I’m not sure if Queue Duration is the exact same as Latency, but you do have the right idea about what it is trying to represent. Stats scripts have help text available to try to explain the specifics of the data values. In the case of cuda_kern_exec_trace
, that output is below. The paragraphs at the end get into specific details, including the fact that optimizing for queue/latency is not always a desirable thing.
$ nsys stats --help-report cuda_kern_exec_trace
cuda_kern_exec_trace[:nvtx-name][:base|:mangled] -- CUDA Kernel Launch & Exec Time Trace
nvtx-name - Optional argument, if given, will prefix the kernel name with
the name of the innermost enclosing NVTX range.
base - Optional argument, if given, will cause summary to be over the
base name of the kernel, rather than the templated name.
mangled - Optional argument, if given, will cause summary to be over the
raw mangled name of the kernel, rather than the templated name.
Note: the ability to display mangled names is a recent addition to the
report file format, and requires that the profile data be captured with
a recent version of Nsys. Re-exporting an existing report file is not
sufficient. If the raw, mangled kernel name data is not available, the
default demangled names will be used.
Output: All time values default to nanoseconds
API Start : Start timestamp of CUDA API launch call
API Dur : Duration of CUDA API launch call
Queue Start : Start timestamp of queue wait time, if it exists
Queue Dur : Duration of queue wait time, if it exists
Kernel Start : Start timestamp of CUDA kernel
Kernel Dur : Duration of CUDA kernel
Total Dur : Duration from API start to kernel end
PID : Process ID that made kernel launch call
TID : Thread ID that made kernel launch call
DevId : CUDA Device ID that executed kernel (which GPU)
API Function : Name of CUDA API call used to launch kernel
GridXYZ : Grid dimensions for kernel launch call
BlockXYZ : Block dimensions for kernel launch call
Kernel Name : Name of CUDA Kernel
This report provides a trace of the launch and execution time of each CUDA
kernel.
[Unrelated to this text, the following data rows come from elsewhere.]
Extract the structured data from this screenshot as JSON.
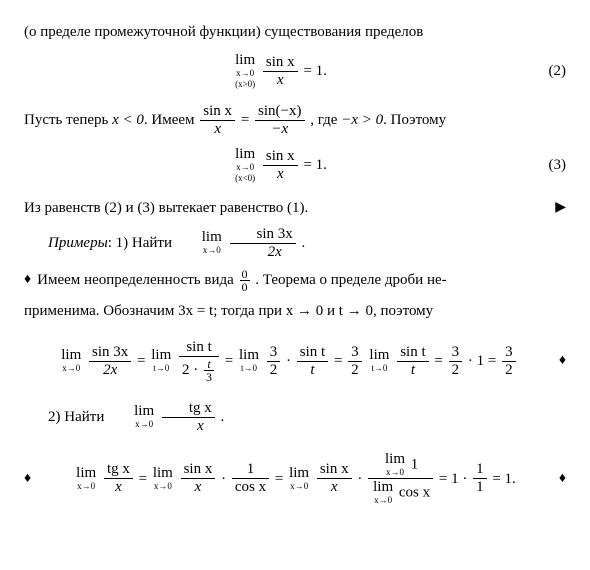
{
  "line1": "(о пределе промежуточной функции) существования пределов",
  "eq2": {
    "lim_op": "lim",
    "lim_sub1": "x→0",
    "lim_sub2": "(x>0)",
    "frac_num": "sin x",
    "frac_den": "x",
    "rhs": " = 1.",
    "num": "(2)"
  },
  "line2a": "Пусть теперь ",
  "line2b": "x < 0",
  "line2c": ". Имеем ",
  "frac1": {
    "num": "sin x",
    "den": "x"
  },
  "line2d": " = ",
  "frac2": {
    "num": "sin(−x)",
    "den": "−x"
  },
  "line2e": ", где ",
  "line2f": "−x > 0",
  "line2g": ". Поэтому",
  "eq3": {
    "lim_op": "lim",
    "lim_sub1": "x→0",
    "lim_sub2": "(x<0)",
    "frac_num": "sin x",
    "frac_den": "x",
    "rhs": " = 1.",
    "num": "(3)"
  },
  "line3": "Из равенств (2) и (3) вытекает равенство (1).",
  "tri": "▶",
  "ex_label": "Примеры",
  "ex1a": ": 1) Найти ",
  "ex1_lim": {
    "op": "lim",
    "sub": "x→0"
  },
  "ex1_frac": {
    "num": "sin 3x",
    "den": "2x"
  },
  "ex1b": ".",
  "diamond": "♦",
  "line4a": "Имеем неопределенность вида ",
  "frac00": {
    "num": "0",
    "den": "0"
  },
  "line4b": ". Теорема о пределе дроби не-",
  "line5": "применима. Обозначим 3x = t; тогда при x → 0 и t → 0, поэтому",
  "chain1": {
    "p1_lim": {
      "op": "lim",
      "sub": "x→0"
    },
    "p1_frac": {
      "num": "sin 3x",
      "den": "2x"
    },
    "p2_lim": {
      "op": "lim",
      "sub": "t→0"
    },
    "p2_frac_num": "sin t",
    "p2_frac_den_a": "2 · ",
    "p2_frac_den_frac": {
      "num": "t",
      "den": "3"
    },
    "p3_lim": {
      "op": "lim",
      "sub": "t→0"
    },
    "p3_frac": {
      "num": "3",
      "den": "2"
    },
    "p3_mid": " · ",
    "p3_frac2": {
      "num": "sin t",
      "den": "t"
    },
    "p4_a": {
      "num": "3",
      "den": "2"
    },
    "p4_lim": {
      "op": "lim",
      "sub": "t→0"
    },
    "p4_frac": {
      "num": "sin t",
      "den": "t"
    },
    "p5_a": {
      "num": "3",
      "den": "2"
    },
    "p5_b": " · 1 = ",
    "p5_c": {
      "num": "3",
      "den": "2"
    }
  },
  "ex2a": "2) Найти ",
  "ex2_lim": {
    "op": "lim",
    "sub": "x→0"
  },
  "ex2_frac": {
    "num": "tg x",
    "den": "x"
  },
  "ex2b": ".",
  "chain2": {
    "p1_lim": {
      "op": "lim",
      "sub": "x→0"
    },
    "p1_frac": {
      "num": "tg x",
      "den": "x"
    },
    "p2_lim": {
      "op": "lim",
      "sub": "x→0"
    },
    "p2_frac": {
      "num": "sin x",
      "den": "x"
    },
    "p2_mid": " · ",
    "p2_frac2": {
      "num": "1",
      "den": "cos x"
    },
    "p3_lim": {
      "op": "lim",
      "sub": "x→0"
    },
    "p3_frac": {
      "num": "sin x",
      "den": "x"
    },
    "p3_mid": " · ",
    "p3_bignum_lim": {
      "op": "lim",
      "sub": "x→0"
    },
    "p3_bignum_v": " 1",
    "p3_bigden_lim": {
      "op": "lim",
      "sub": "x→0"
    },
    "p3_bigden_v": " cos x",
    "p4": " = 1 · ",
    "p4_frac": {
      "num": "1",
      "den": "1"
    },
    "p4b": " = 1."
  }
}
The launch and execution is broken down into three phases: "API
time," the execution time of the CUDA API call on the CPU used to launch the
kernel; "Queue time," the time between the launch call and the kernel
execution; and "Kernel time," the kernel execution time on the GPU. The
"total time" is not a just sum of the other times, as the phases sometimes
overlap. Rather, the total time runs from the start of the API call to end
of the API call or the end of the kernel execution, whichever is later.
The reported queue time is measured from the end of the API call to the
start of the kernel execution. The actual queue time is slightly longer, as
the kernel is enqueue somewhere in the middle of the API call, and not in
the final nanosecond of function execution. Due to this delay, it is
possible for kernel execution to start before the CUDA launch call returns.
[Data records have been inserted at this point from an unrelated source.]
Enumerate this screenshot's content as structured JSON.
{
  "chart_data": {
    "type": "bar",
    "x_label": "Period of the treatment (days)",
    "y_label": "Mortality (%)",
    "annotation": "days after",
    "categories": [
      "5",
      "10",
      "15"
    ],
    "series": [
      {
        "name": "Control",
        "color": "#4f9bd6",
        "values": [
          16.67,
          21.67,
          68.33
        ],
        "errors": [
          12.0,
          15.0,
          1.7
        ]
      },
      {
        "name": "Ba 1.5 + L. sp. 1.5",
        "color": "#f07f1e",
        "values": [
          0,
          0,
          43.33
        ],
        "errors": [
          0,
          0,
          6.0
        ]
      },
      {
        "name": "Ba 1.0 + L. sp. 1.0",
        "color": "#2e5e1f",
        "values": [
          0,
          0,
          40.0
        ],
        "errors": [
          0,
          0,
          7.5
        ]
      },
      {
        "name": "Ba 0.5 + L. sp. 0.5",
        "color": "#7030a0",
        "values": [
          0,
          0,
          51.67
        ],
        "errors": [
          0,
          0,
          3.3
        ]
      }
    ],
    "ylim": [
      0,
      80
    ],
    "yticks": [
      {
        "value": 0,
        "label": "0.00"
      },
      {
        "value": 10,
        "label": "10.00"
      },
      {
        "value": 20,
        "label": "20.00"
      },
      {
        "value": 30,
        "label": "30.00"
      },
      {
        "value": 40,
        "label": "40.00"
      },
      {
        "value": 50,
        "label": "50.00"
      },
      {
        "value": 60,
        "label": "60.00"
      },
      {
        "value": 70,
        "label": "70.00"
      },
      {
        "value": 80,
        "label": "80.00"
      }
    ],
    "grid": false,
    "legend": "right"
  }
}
In these cases, no queue times will be reported.
Be aware that having a queue time is not inherently bad. Queue times
indicate that the GPU was busy running other tasks when the new kernel was
scheduled for launch. If every kernel launch is immediate, without any queue
time, that _may_ indicate an idle GPU with poor utilization. In terms of
performance optimization, it should not necessarily be a goal to eliminate
queue time.
You might also be interested in the cuda_kern_exec_sum
script, which groups kernels by name, and provides min/max/med/avg/stdev for each of the times, for each kernel.
Both stats reports can also be accessed in the GUI by selecting “Stats System View” in the lower pane. You can then sort the table by any column, including Queue Duration.
If you want to change the order of the CLI output, that does require tinkering with the SQL, but that level of change should be pretty simple. See <nsys-install-dir>/reports
for the source files.
Regardless of which report you want to use, if your goal is to create a histogram, I assume you’ll be pulling the data into a spreadsheet or other analytics environment. If this is a task you expect to do over and over, you might look at the recipe system, which allows you to quickly write Python code to extract the data you need and generate a Jupyter notebook to do your analytics and renderings. If you want something simpler, like just pulling the data into Excel or another spreadsheet, be aware that nsys stats
can output a number of different formats, including CSV files. Just add --format=csv --output=.
to you nsys stats
command. That will output in CSV format, using the default output, which for CSV is a file named <report_name>_<stats_report_name>.csv
Once that file is loaded into an analysis environment, you can sort or manipulate the data however you see fit.
Let me know if you have any additional questions, and again, I’m sorry I missed this on the first round.